Let a symmetric positive definite matrix $\boldsymbol{S}\in\mathbb{R}^{d\times d}$ be given.
Consider the following transformation: tanh is applied on the off-diagonal entries and the diagonal entries are set to $1$. Is the resulting matrix again positive definite?
Consider the matrix $$ S_n=\begin{pmatrix} 4n & 2n & n \\ 2n & 4n & 2n\\ n &2n &4n \end{pmatrix} $$ Then $S_n$ is strictly positive definite as the diagonal is dominating.

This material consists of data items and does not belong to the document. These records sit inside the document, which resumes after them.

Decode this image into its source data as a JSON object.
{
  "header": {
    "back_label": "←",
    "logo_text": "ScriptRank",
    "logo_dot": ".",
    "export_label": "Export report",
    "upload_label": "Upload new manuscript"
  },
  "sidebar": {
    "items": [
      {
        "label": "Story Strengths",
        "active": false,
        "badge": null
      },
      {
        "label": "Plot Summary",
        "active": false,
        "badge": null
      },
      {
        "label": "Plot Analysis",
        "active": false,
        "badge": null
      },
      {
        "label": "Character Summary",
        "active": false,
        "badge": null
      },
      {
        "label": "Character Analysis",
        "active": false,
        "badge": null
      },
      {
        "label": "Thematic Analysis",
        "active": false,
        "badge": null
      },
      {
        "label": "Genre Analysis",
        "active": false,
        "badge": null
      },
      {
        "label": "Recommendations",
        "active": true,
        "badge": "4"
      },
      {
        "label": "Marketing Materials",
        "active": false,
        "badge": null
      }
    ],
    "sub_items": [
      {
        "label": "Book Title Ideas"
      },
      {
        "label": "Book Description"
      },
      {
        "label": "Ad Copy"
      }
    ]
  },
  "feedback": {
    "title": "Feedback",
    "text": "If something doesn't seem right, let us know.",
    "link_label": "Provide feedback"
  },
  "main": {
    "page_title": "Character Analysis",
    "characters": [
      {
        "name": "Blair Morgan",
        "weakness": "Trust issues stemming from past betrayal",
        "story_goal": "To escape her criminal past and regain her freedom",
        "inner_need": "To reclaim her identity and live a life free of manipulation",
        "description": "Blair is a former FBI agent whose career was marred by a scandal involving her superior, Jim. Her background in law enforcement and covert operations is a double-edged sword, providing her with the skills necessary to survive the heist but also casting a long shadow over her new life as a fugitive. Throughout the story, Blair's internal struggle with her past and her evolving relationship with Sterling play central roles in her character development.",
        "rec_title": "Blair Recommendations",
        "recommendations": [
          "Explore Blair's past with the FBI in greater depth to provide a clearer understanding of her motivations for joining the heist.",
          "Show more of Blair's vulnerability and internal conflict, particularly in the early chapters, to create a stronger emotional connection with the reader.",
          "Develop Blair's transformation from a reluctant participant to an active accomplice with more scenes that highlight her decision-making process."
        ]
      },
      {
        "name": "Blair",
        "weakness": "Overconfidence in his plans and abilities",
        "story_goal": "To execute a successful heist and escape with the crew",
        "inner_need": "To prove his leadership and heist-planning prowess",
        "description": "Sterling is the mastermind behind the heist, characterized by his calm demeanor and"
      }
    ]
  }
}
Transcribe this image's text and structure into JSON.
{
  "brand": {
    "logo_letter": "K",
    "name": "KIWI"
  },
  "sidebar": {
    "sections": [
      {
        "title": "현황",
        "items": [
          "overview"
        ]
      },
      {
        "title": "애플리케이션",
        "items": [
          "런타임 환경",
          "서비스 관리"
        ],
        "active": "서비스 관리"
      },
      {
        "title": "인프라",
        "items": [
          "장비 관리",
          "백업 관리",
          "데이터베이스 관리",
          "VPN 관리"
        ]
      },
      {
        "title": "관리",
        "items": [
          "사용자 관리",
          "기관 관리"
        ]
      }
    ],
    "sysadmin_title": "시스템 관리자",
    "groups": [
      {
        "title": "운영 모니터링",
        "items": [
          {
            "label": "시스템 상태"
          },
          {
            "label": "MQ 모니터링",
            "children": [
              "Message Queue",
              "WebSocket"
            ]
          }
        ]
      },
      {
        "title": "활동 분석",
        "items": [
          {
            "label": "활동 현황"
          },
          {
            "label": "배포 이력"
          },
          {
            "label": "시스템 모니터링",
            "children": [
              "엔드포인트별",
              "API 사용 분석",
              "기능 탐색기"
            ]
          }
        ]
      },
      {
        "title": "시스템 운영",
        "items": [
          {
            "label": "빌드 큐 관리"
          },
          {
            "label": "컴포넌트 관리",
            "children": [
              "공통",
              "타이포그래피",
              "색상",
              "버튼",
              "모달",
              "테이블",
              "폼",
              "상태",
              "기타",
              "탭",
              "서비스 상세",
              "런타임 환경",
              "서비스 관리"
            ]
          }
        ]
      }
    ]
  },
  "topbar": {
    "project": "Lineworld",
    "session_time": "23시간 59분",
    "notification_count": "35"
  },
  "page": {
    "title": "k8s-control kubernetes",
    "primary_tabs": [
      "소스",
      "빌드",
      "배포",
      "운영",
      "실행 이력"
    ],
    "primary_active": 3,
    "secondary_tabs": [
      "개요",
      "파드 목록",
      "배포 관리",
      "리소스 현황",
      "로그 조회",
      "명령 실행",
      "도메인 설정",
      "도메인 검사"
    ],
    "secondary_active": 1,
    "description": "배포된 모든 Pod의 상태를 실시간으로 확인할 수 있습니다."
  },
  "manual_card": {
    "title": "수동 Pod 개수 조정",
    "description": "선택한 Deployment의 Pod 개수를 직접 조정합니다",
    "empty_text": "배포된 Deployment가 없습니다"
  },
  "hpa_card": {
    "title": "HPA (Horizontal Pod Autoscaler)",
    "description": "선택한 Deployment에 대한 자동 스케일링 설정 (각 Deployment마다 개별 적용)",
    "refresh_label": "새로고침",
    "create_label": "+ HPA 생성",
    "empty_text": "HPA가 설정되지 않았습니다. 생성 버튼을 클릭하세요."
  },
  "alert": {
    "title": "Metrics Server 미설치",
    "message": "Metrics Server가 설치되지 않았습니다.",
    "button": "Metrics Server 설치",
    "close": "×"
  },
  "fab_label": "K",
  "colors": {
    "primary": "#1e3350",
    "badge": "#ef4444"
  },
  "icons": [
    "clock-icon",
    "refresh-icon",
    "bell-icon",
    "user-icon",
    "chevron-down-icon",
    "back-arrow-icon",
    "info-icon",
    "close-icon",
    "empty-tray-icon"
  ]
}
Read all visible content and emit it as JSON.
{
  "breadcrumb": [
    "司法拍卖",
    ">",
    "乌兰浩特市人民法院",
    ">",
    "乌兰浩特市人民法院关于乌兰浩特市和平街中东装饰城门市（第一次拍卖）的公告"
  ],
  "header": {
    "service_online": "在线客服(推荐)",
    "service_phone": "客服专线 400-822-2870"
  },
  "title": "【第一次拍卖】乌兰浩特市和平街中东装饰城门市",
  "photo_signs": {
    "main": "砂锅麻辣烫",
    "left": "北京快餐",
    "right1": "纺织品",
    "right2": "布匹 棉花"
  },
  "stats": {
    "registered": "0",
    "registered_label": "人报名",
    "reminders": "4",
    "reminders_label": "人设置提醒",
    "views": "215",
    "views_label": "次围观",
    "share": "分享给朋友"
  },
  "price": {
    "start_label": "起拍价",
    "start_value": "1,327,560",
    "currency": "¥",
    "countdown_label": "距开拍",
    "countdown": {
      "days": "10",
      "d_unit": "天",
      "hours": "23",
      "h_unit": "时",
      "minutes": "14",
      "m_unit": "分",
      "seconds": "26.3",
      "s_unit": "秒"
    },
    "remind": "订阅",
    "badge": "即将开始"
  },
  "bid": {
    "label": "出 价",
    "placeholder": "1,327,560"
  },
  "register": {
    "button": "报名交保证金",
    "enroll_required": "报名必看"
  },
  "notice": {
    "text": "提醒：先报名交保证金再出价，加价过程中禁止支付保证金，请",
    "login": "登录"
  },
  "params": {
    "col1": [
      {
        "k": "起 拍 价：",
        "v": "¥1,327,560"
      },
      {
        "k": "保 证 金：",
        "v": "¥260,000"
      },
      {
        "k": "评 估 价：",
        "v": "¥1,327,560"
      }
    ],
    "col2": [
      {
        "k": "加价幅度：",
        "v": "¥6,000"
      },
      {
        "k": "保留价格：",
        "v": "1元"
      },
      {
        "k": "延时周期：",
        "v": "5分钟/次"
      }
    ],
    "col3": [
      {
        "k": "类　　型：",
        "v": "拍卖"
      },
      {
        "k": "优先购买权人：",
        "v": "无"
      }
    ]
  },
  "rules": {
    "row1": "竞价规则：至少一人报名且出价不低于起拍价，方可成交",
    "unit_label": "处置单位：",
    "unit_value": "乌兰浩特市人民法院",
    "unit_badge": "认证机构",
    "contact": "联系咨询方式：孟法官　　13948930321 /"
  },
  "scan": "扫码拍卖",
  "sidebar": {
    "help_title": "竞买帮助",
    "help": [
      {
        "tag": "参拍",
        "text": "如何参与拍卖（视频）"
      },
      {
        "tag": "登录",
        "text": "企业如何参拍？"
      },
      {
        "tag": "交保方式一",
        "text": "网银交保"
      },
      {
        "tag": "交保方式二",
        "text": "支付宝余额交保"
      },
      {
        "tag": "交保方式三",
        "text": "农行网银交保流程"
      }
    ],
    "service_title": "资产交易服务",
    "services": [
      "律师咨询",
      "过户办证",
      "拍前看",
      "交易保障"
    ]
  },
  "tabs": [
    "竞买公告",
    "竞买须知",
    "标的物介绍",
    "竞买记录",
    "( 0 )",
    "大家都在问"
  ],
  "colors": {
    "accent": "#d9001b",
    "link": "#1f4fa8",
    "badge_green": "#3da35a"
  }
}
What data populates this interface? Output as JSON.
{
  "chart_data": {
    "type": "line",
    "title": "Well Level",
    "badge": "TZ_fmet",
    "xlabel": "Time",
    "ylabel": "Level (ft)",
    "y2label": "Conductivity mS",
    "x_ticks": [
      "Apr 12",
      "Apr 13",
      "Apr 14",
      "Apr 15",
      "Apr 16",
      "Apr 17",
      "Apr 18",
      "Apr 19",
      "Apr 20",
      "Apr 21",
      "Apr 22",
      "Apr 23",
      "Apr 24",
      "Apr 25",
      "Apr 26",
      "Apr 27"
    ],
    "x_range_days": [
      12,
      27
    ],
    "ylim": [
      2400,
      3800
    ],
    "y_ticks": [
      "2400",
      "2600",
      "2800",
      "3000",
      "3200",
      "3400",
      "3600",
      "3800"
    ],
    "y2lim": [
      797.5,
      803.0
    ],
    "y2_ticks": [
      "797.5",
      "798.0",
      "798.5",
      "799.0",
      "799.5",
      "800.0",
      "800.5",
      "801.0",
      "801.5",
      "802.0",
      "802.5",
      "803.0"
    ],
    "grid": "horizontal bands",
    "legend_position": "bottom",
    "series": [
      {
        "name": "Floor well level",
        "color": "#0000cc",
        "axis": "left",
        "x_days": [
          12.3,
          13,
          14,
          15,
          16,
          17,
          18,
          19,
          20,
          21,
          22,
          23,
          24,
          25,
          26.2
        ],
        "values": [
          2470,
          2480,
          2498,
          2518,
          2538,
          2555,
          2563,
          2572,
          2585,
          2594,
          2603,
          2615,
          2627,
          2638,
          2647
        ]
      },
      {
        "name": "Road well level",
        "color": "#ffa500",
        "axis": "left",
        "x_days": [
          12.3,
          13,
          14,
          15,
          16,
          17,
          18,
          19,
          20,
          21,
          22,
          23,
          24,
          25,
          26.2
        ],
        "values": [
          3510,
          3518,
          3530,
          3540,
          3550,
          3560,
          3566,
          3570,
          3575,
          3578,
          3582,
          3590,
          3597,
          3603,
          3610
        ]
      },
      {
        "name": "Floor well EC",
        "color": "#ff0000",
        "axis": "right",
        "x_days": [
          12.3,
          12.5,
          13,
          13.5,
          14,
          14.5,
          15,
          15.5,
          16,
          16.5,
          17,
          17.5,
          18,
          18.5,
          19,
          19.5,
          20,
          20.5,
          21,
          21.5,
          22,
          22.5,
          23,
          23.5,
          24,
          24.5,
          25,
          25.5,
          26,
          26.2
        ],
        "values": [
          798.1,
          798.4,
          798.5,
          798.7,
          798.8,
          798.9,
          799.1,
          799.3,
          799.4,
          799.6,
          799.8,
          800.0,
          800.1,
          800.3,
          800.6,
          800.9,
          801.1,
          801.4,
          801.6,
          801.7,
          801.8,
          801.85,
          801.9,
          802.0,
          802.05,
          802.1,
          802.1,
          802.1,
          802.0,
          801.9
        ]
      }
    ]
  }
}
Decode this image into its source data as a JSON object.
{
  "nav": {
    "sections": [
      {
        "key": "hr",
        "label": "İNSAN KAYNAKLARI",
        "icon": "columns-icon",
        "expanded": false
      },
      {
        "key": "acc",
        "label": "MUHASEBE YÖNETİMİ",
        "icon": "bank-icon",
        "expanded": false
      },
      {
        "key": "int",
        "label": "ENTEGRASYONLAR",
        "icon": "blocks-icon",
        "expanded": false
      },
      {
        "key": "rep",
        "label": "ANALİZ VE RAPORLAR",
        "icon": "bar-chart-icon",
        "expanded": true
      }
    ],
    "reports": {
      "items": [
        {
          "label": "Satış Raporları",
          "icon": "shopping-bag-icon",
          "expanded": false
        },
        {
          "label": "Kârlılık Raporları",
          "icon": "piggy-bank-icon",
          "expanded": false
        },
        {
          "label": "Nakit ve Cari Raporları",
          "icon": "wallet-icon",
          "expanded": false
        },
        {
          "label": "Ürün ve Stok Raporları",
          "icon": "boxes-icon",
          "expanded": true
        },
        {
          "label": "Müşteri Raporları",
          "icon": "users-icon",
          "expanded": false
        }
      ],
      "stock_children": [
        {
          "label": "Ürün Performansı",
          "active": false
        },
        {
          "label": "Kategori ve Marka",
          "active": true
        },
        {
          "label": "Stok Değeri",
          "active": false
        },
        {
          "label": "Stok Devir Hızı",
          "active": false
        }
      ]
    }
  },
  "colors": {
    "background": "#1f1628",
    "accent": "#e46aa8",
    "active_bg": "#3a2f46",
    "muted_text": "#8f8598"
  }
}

The new matrix has the form $$T_n= \begin{pmatrix} 1 & a_n & b_n \\ a_n & 1 & a_n \\ b_n &a_n &1 \end{pmatrix} \qquad a_n={e^{2n}-e^{-2n}\over e^{2n}+e^{-2n}},\quad b_n={e^{n}-e^{-n}\over e^{n}+e^{-n}}$$ Then $$\displaylines{\det T_n= (b_n-1)\,[2a_n^2-b_n-1)\\ =(b_n-1)[(1-b_n)-2(1-a_n)(1+a_n)]}$$ We have $b_n<1$ and $$1-a_n\approx 2e^{-2n},\qquad 1-b_n\approx 2e^{-n}$$ Hence $$2a_n^2-b_n-1\approx 2e^{-n} -8e^{-2n}$$ Thus $\det T_n<0$ for large $n.$